HABERT (Abbe), vicar at Provins under the Restoration; a stern, ambitious prelate, a source of annoyance to Vinet; dreamed of marrying his sister Celeste to Jerome-Denis Rogron. [Pierrette.]
HABERT (Celeste), sister of the preceding; born about 1797; managed a girls' boarding-school at Provins, in the closing years of Charles X.'s reign. Visited at the Rogrons. Gouraud and Vinet shunned her. [Pierrette.]
HADOT (Madame), who lived at La Charite, Nievre, in 1836, was mistaken for Mme. Barthelemy-Hadot, the French novelist, whose name was mentioned at Mme. de la Baudraye's, near Sancerre. [The Muse of the Department.]
HALGA (Chevalier du), naval officer greatly esteemed by Suffren and Portenduere; captain of Kergarouet's flagship; lover of that admiral's wife, whom he survived. He served in the Indian and Russian waters, refused to take up arms against France, and returned with a petty pension after the emigration. Knew Richelieu intimately. Remained in Paris the inseparable friend and adherent of Kergarouet. Called near the Madeleine upon the Mesdames de Rouville, other protegees of his patron. The death of Louis XVIII. took Halga back to Guerande, his native town, where he became mayor and was still living in 1836. He was well acquainted with the Guenics and made himself ridiculous by his fancied ailments as well as by his solicitude for his dog, Thisbe. [The Purse. Beatrix.]
HALPERSOHN (Moses), a refugee Polish Jew, excellent physician, communist, very eccentric, avaricious, friend of Lelewel the insurrectionist.
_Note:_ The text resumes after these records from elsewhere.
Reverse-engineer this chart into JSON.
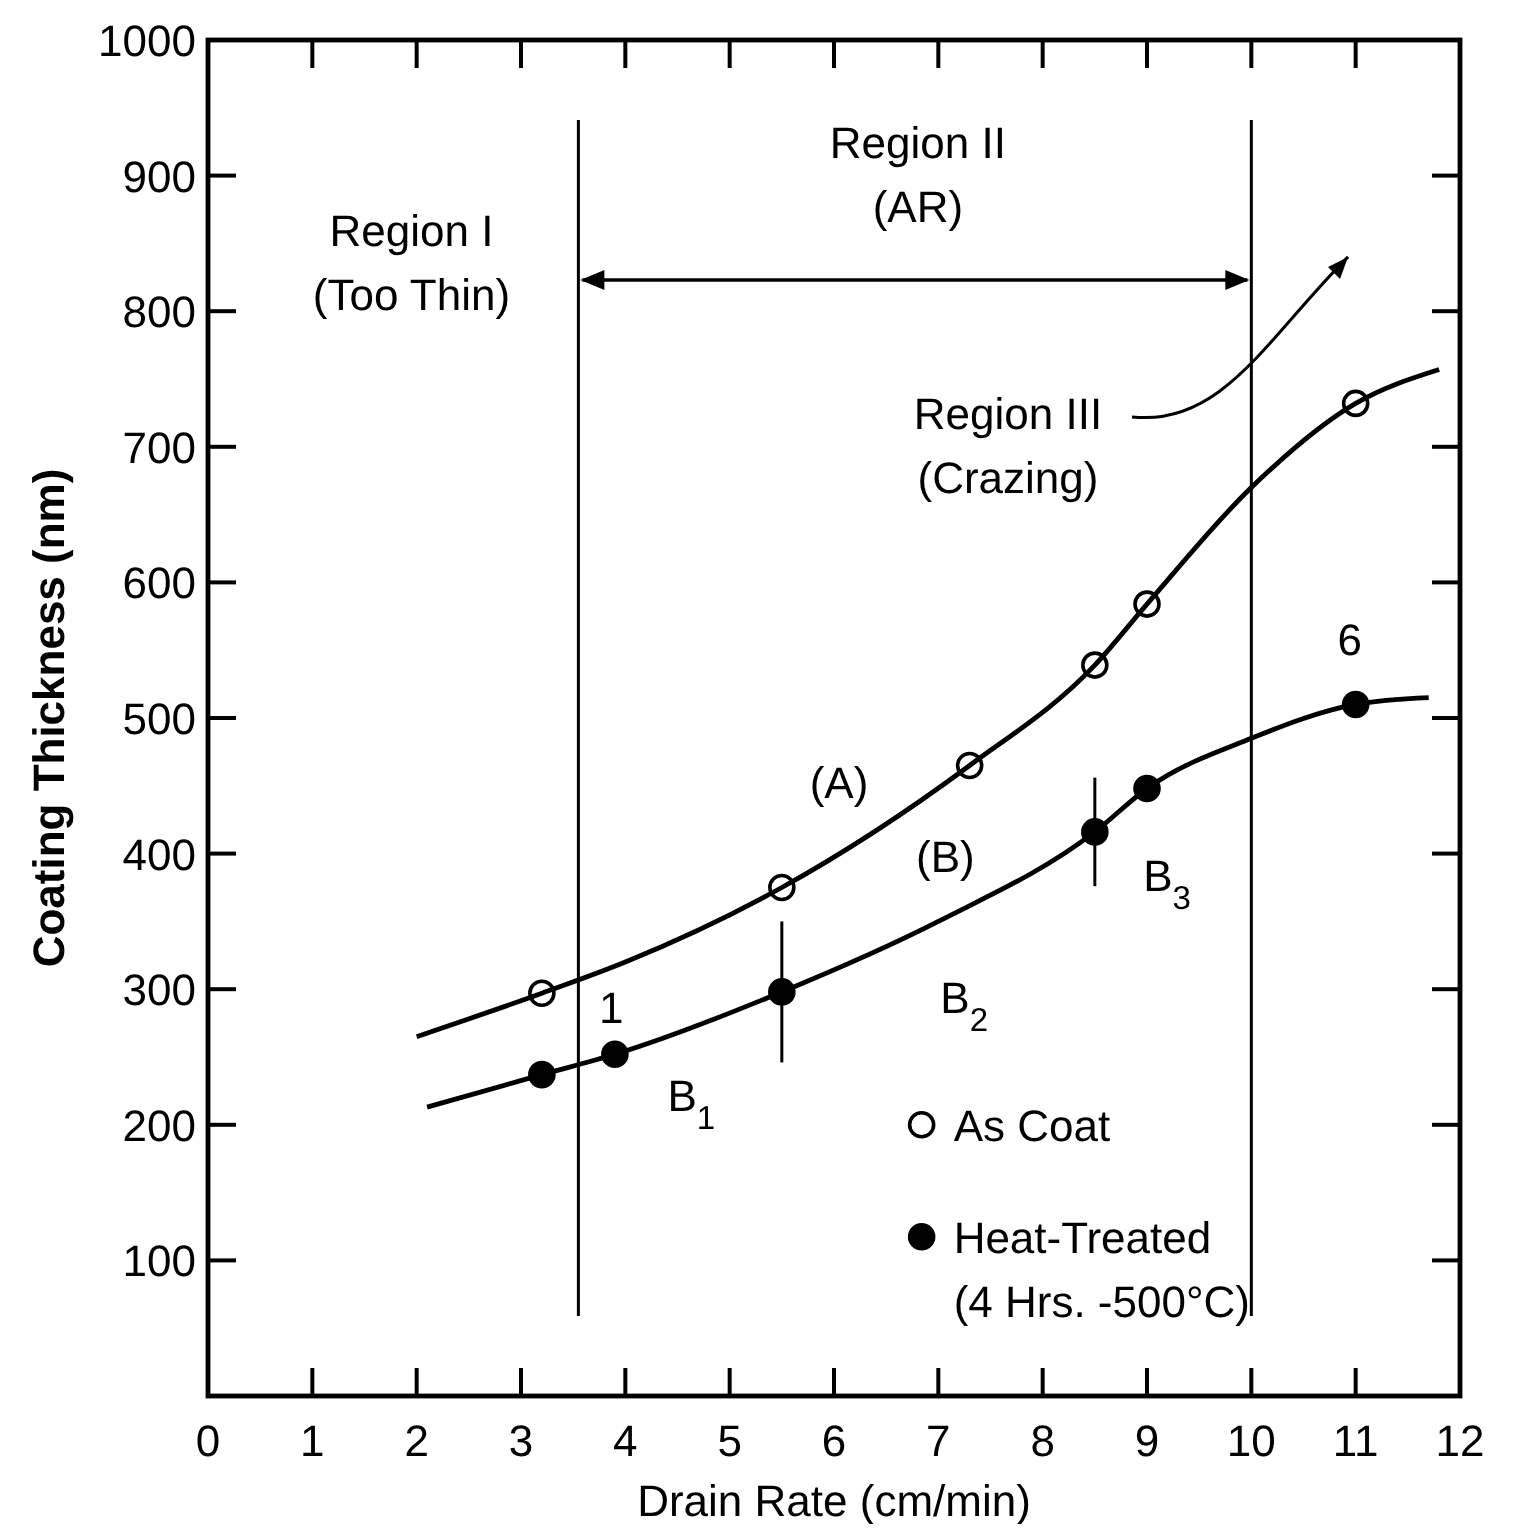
{
  "chart_data": {
    "type": "scatter",
    "xlabel": "Drain Rate (cm/min)",
    "ylabel": "Coating Thickness (nm)",
    "xlim": [
      0,
      12
    ],
    "ylim": [
      0,
      1000
    ],
    "xticks": [
      0,
      1,
      2,
      3,
      4,
      5,
      6,
      7,
      8,
      9,
      10,
      11,
      12
    ],
    "yticks": [
      {
        "value": 0,
        "label": null
      },
      100,
      200,
      300,
      400,
      500,
      600,
      700,
      800,
      900,
      1000
    ],
    "legend": "bottom right",
    "grid": false,
    "series": [
      {
        "name": "As Coat",
        "color": "#000000",
        "marker": "circle",
        "x": [
          3.2,
          5.5,
          7.3,
          8.5,
          9.0,
          11.0
        ],
        "values": [
          297,
          375,
          465,
          539,
          584,
          732
        ]
      },
      {
        "name": "Heat-Treated\n(4 Hrs. -500°C)",
        "color": "#000000",
        "marker": "circle",
        "x": [
          3.2,
          3.9,
          5.5,
          8.5,
          9.0,
          11.0
        ],
        "values": [
          237,
          252,
          298,
          416,
          448,
          510
        ],
        "errors": [
          null,
          null,
          52,
          40,
          null,
          null
        ]
      },
      {
        "type": "line",
        "color": "#000000",
        "x": [
          2,
          3.2,
          4,
          5.5,
          7.3,
          8.5,
          9,
          10,
          11,
          11.8
        ],
        "values": [
          265,
          297,
          320,
          375,
          465,
          539,
          584,
          670,
          732,
          757
        ]
      },
      {
        "type": "line",
        "color": "#000000",
        "x": [
          2.1,
          3.2,
          3.9,
          5.5,
          7,
          8.5,
          9,
          10,
          11,
          11.7
        ],
        "values": [
          213,
          237,
          252,
          298,
          350,
          416,
          448,
          485,
          510,
          515
        ]
      }
    ],
    "ref_lines": [
      {
        "axis": "x",
        "value": 3.55,
        "color": "#000000"
      },
      {
        "axis": "x",
        "value": 10,
        "color": "#000000"
      }
    ],
    "annotations": [
      "Region I\n(Too Thin)",
      "Region II\n(AR)",
      "Region III\n(Crazing)",
      "(A)",
      "(B)",
      "B$_{1}$",
      "B$_{2}$",
      "B$_{3}$",
      "1",
      "6"
    ]
  }
}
Time of Louis Philippe at Paris, he attended Vanda de Mergi, given up by several doctors, and also diagnosed her complicated disease. [The Seamy Side of History.]
HALPERTIUS, assumed name of Jacques Collin.
HANNEQUIN (Leopold), Parisian notary. The "Revue de l'Est," a paper published at Besancon, time of Louis Philippe, gave, in an autobiographical novel of its editor-in-chief, Albert Savarus, entitled "L'Ambitieux par Amour," the story of the boyhood of Leopold Hannequin, the author's inseparable friend. Savarus told of their joint travels, and of the quiet preparation made by his friend for a notaryship during the time known as the Restoration. During the monarchy of the barricades Hannequin remained the steadfast friend of Savarus, being one of the first to find his hiding-place. At that time the notary had an office in Paris. He married there to advantage, became head of a family, and deputy-mayor of a precinct, and obtained the decoration for a wound received at the cloister of Saint-Merri. He was welcomed and made use of in the Faubourg Saint-Germain, the Saint- Georges quarter and the Marais. At the Grandlieus' request he drew up the marriage settlement of their daughter Sabine with Calyste du Guenic--1837. Four years later he consulted with old Marshal Hulot, on rue du Montparnasse, regarding his will in behalf of Mlle. Fischer and Mme. Steinbock. About 1845, at the request of Heloise Brisetout, he drew up Sylvain Pons' will. [Albert Savarus. Beatrix. Cousin Betty. Cousin Pons.]
HAPPE & DUNCKER, celebrated bankers of Amsterdam, amateur art- collectors, and snobbish parvenus, bought, in 1813, the fine gallery of Balthazar Claes, paying one hundred thousand ducats for it. [The Quest of the Absolute.]